Published 1 Sep 2025 in stat.ME and stat.AP | (2509.01774v1)

Abstract: Clustered and longitudinal data are pervasive in scientific studies, from prenatal health programs to clinical trials and public health surveillance. Such data often involve non-Gaussian responses--including binary, categorical, and count outcomes--that exhibit complex correlation structures driven by multilevel clustering, covariates, over-dispersion, or zero inflation. Conventional approaches such as mixed-effects models and generalized estimating equations (GEEs) can capture some of these dependencies, but they are often too rigid or impose restrictive assumptions that limit interpretability and predictive performance.
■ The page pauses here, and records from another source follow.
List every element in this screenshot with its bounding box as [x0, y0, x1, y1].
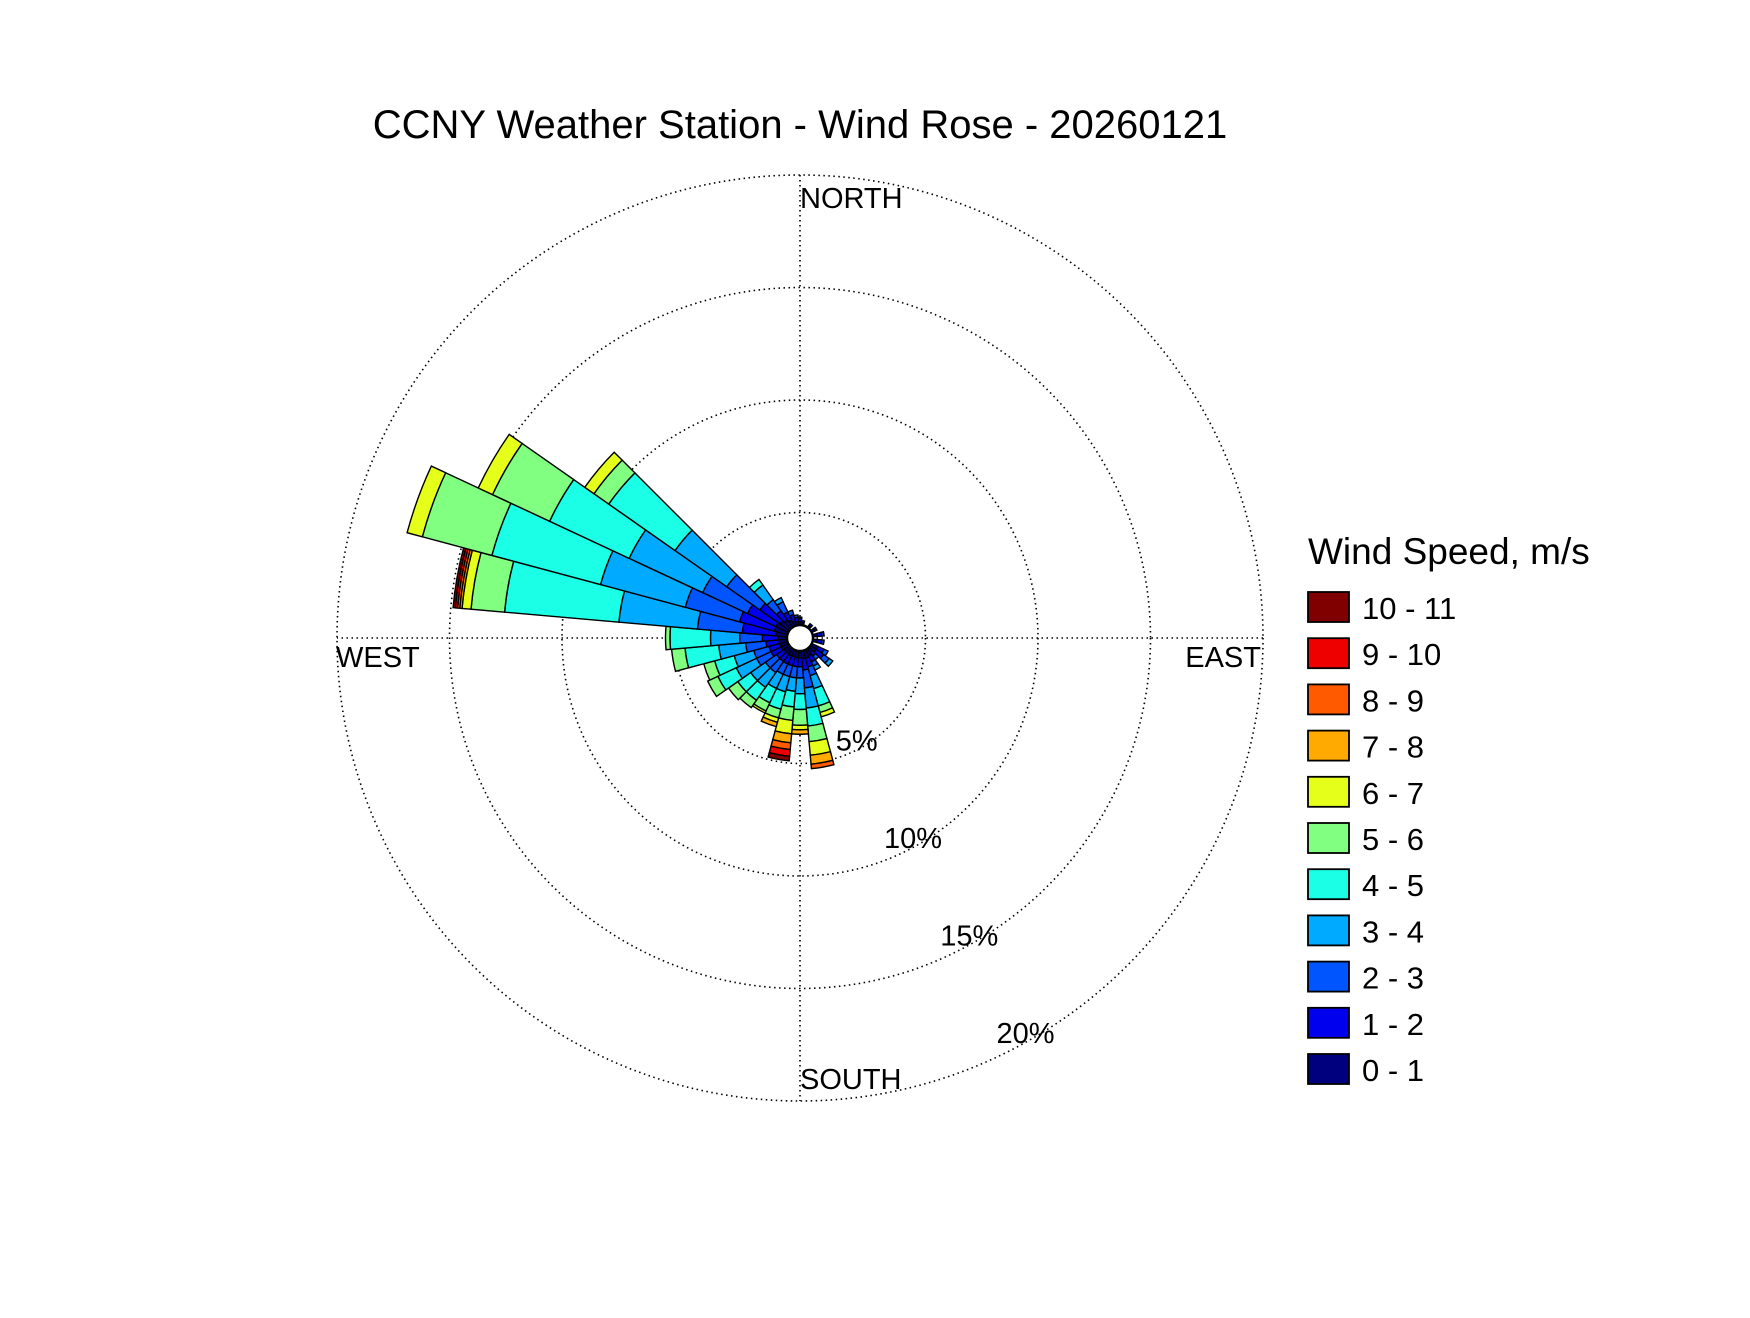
legend-swatch — [1307, 1053, 1350, 1085]
sector-segment-2-3 — [786, 609, 795, 617]
legend-item: 2 - 3 — [1307, 960, 1424, 996]
sector-segment-2-3 — [793, 614, 799, 619]
radial-tick-label-15: 15% — [940, 921, 998, 953]
sector-segment-5-6 — [664, 625, 672, 651]
sector-segment-2-3 — [820, 639, 825, 646]
legend-label: 7 - 8 — [1362, 730, 1424, 765]
sector-100deg — [811, 638, 825, 646]
legend-item: 3 - 4 — [1307, 914, 1424, 949]
legend-label: 3 - 4 — [1362, 914, 1424, 949]
sector-segment-3-4 — [824, 657, 834, 668]
legend-label: 5 - 6 — [1362, 822, 1424, 857]
sector-segment-4-5 — [793, 692, 807, 711]
legend-label: 10 - 11 — [1362, 591, 1456, 626]
legend-swatch — [1307, 914, 1350, 947]
legend-label: 6 - 7 — [1362, 776, 1424, 811]
legend-label: 4 - 5 — [1362, 868, 1424, 903]
legend-item: 5 - 6 — [1307, 822, 1424, 857]
legend-item: 4 - 5 — [1307, 868, 1424, 903]
legend-label: 1 - 2 — [1362, 1007, 1424, 1042]
direction-label-north: NORTH — [800, 183, 903, 215]
legend-swatch — [1307, 683, 1350, 716]
sector-segment-2-3 — [820, 630, 825, 637]
legend-item: 6 - 7 — [1307, 775, 1424, 811]
legend-item: 10 - 11 — [1307, 591, 1456, 626]
sector-segment-1-2 — [807, 622, 814, 629]
sector-segment-3-4 — [773, 596, 785, 607]
legend-item: 7 - 8 — [1307, 729, 1424, 765]
sector-segment-6-7 — [406, 465, 447, 538]
legend-item: 9 - 10 — [1307, 637, 1441, 672]
sector-segment-5-6 — [706, 675, 727, 698]
sector-segment-6-7 — [583, 451, 624, 495]
sector-segment-1-2 — [812, 626, 818, 633]
legend-item: 1 - 2 — [1307, 1006, 1424, 1042]
sector-300deg — [477, 433, 791, 634]
center-hole — [785, 623, 815, 653]
legend-swatch — [1307, 591, 1350, 623]
legend: 10 - 11 9 - 10 8 - 9 7 - 8 6 - 7 5 - 6 4 - 5 3 … — [1307, 591, 1456, 1088]
legend-item: 8 - 9 — [1307, 683, 1424, 718]
legend-swatch — [1307, 729, 1350, 762]
sector-130deg — [808, 644, 834, 668]
sector-segment-6-7 — [477, 433, 524, 496]
chart-title: CCNY Weather Station - Wind Rose - 20260… — [373, 103, 1228, 147]
sector-segment-8-9 — [810, 759, 835, 770]
legend-swatch — [1307, 637, 1350, 670]
legend-title: Wind Speed, m/s — [1308, 531, 1590, 572]
legend-swatch — [1307, 822, 1350, 854]
sector-segment-5-6 — [670, 647, 690, 673]
grid-ring-15 — [448, 286, 1152, 990]
direction-label-west: WEST — [336, 642, 420, 674]
radial-tick-label-5: 5% — [836, 726, 878, 758]
legend-swatch — [1307, 1006, 1350, 1039]
sector-segment-10-11 — [767, 751, 791, 762]
legend-swatch — [1307, 775, 1350, 808]
legend-swatch — [1307, 868, 1350, 901]
legend-swatch — [1307, 960, 1350, 993]
sector-segment-4-5 — [748, 578, 764, 594]
sector-170deg — [800, 649, 835, 770]
direction-label-east: EAST — [1185, 642, 1261, 674]
legend-label: 8 - 9 — [1362, 683, 1424, 718]
radial-tick-label-20: 20% — [996, 1018, 1054, 1050]
sector-segment-1-2 — [800, 619, 806, 625]
sector-310deg — [583, 451, 792, 632]
sector-segment-7-8 — [790, 728, 810, 735]
radial-tick-label-10: 10% — [884, 823, 942, 855]
radial-tick-labels: 5% 10% 15% 20% — [836, 726, 1055, 1050]
sector-200deg — [760, 648, 798, 728]
direction-label-south: SOUTH — [800, 1064, 902, 1096]
sector-240deg — [706, 642, 791, 698]
grid-ring-5 — [673, 511, 927, 765]
sector-segment-5-6 — [791, 708, 809, 726]
wind-sectors — [406, 433, 836, 770]
legend-label: 0 - 1 — [1362, 1053, 1424, 1088]
legend-label: 2 - 3 — [1362, 961, 1424, 996]
legend-label: 9 - 10 — [1362, 637, 1441, 672]
polar-grid — [336, 174, 1264, 1102]
sector-80deg — [811, 630, 825, 638]
legend-item: 0 - 1 — [1307, 1053, 1424, 1088]
sector-segment-7-8 — [760, 716, 779, 728]
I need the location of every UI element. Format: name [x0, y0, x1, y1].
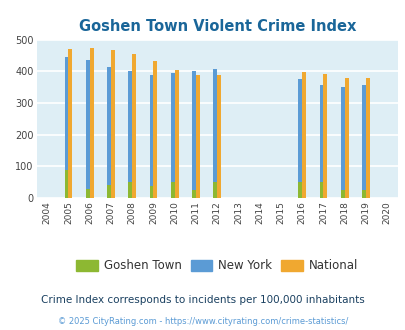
Bar — [340, 87, 344, 198]
Bar — [128, 182, 132, 198]
Bar — [85, 189, 90, 198]
Bar — [64, 170, 68, 198]
Bar — [85, 60, 90, 198]
Bar — [323, 74, 326, 198]
Bar — [217, 75, 220, 198]
Bar — [344, 78, 348, 198]
Bar — [213, 182, 217, 198]
Legend: Goshen Town, New York, National: Goshen Town, New York, National — [72, 254, 362, 277]
Bar — [192, 190, 196, 198]
Bar — [107, 185, 111, 198]
Bar — [340, 190, 344, 198]
Bar — [149, 75, 153, 198]
Bar — [153, 61, 157, 198]
Bar — [298, 79, 301, 198]
Bar — [90, 48, 93, 198]
Bar — [171, 182, 174, 198]
Bar — [361, 85, 365, 198]
Bar — [149, 186, 153, 198]
Bar — [196, 75, 199, 198]
Title: Goshen Town Violent Crime Index: Goshen Town Violent Crime Index — [78, 19, 355, 34]
Bar — [128, 71, 132, 198]
Bar — [213, 69, 217, 198]
Bar — [192, 71, 196, 198]
Bar — [107, 67, 111, 198]
Bar — [365, 78, 369, 198]
Bar — [111, 50, 115, 198]
Bar — [68, 50, 72, 198]
Bar — [319, 182, 323, 198]
Bar — [64, 57, 68, 198]
Bar — [301, 72, 305, 198]
Bar — [361, 190, 365, 198]
Bar — [132, 54, 136, 198]
Bar — [319, 85, 323, 198]
Bar — [298, 182, 301, 198]
Text: Crime Index corresponds to incidents per 100,000 inhabitants: Crime Index corresponds to incidents per… — [41, 295, 364, 305]
Bar — [174, 70, 178, 198]
Text: © 2025 CityRating.com - https://www.cityrating.com/crime-statistics/: © 2025 CityRating.com - https://www.city… — [58, 317, 347, 326]
Bar — [171, 74, 174, 198]
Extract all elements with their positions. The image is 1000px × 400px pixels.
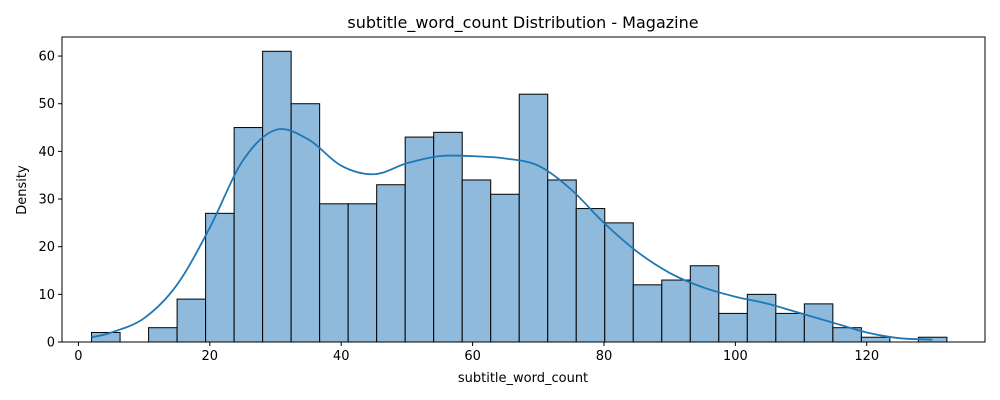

We investigate \emph{generalized correlation regression} (GCR), a unified framework that models correlations directly as functions of interpretable covariates while simultaneously estimating marginal means. By applying a generalized $z$-transformation, GCR guarantees valid correlation matrices, accommodates unbalanced cluster sizes, and flexibly incorporates covariates such as time, space, or group membership into the dependence structure. Through applications to modern prenatal care, a longitudinal toenail infection trial, and clustered health count data, we show that GCR not only achieves superior predictive performance over standard methods, but also reveals family-, community-, and individual-level drivers of dependence that are obscured under conventional modeling. These results demonstrate the broad applied value of GCR for analyzing binary, count, and categorical data in clustered and longitudinal settings.